![]() |
In onderdeel A1 komen enkele ethische en professionele uitgangspunten aan bod. In hoeverre kunnen en moeten hulpverleners in de geestelijke gezondheidszorg (en dus ook de praktijkondersteuner huisarts) zich met religie of spiritualiteit inlaten? In onderdeel A2 worden enkele denkmodellen besproken met betrekking tot de relatie tussen religiositeit en psychopathologie.
Vooral op het gebied van depressie reikt de epidemiologische onderzoeksliteratuur diverse inzichten aan. Vervolgens komen uiteenlopende uitingsvormen van religiositeit en spiritualiteit in de psychopathologie aan bod. Die uitingsvormen van psychopathologie in religieuze of spirituele termen zullen voor enkele prototypische symptomen worden behandeld: religieuze wanen, spirituele ervaringen bij de manie, schuld en verlating, dwangverschijnselen en schizotypie.
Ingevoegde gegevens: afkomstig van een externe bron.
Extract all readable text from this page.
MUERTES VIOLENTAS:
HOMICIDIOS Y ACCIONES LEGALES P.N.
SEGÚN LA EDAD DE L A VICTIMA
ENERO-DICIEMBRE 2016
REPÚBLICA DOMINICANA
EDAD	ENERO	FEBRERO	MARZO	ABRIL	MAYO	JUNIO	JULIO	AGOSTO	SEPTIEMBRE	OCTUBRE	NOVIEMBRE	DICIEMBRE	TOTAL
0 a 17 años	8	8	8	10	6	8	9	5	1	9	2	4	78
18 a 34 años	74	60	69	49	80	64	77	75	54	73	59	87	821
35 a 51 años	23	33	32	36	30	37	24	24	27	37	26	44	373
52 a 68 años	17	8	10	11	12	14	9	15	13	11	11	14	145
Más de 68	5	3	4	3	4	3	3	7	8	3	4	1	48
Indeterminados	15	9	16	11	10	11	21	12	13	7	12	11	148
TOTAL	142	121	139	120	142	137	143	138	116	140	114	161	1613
Het gaat hierbij om diagnostiek en weging van religieuze en spirituele overtuigingen als symptoom, dan wel als betekenisgeving (coping) in moeilijke tijden.
Het onderdeel B1 bespreekt aspecten van de persoonlijke bejegening ten aanzien van het onderwerp religie en spiritualiteit in het contact met patiënten. Welke gespreksaanpak is nuttig? Welke componenten horen bij een religieuze anamnese? Verder komen religiositeit en spiritualiteit in het psychotherapeutisch contact aan de orde (onderdeel B2).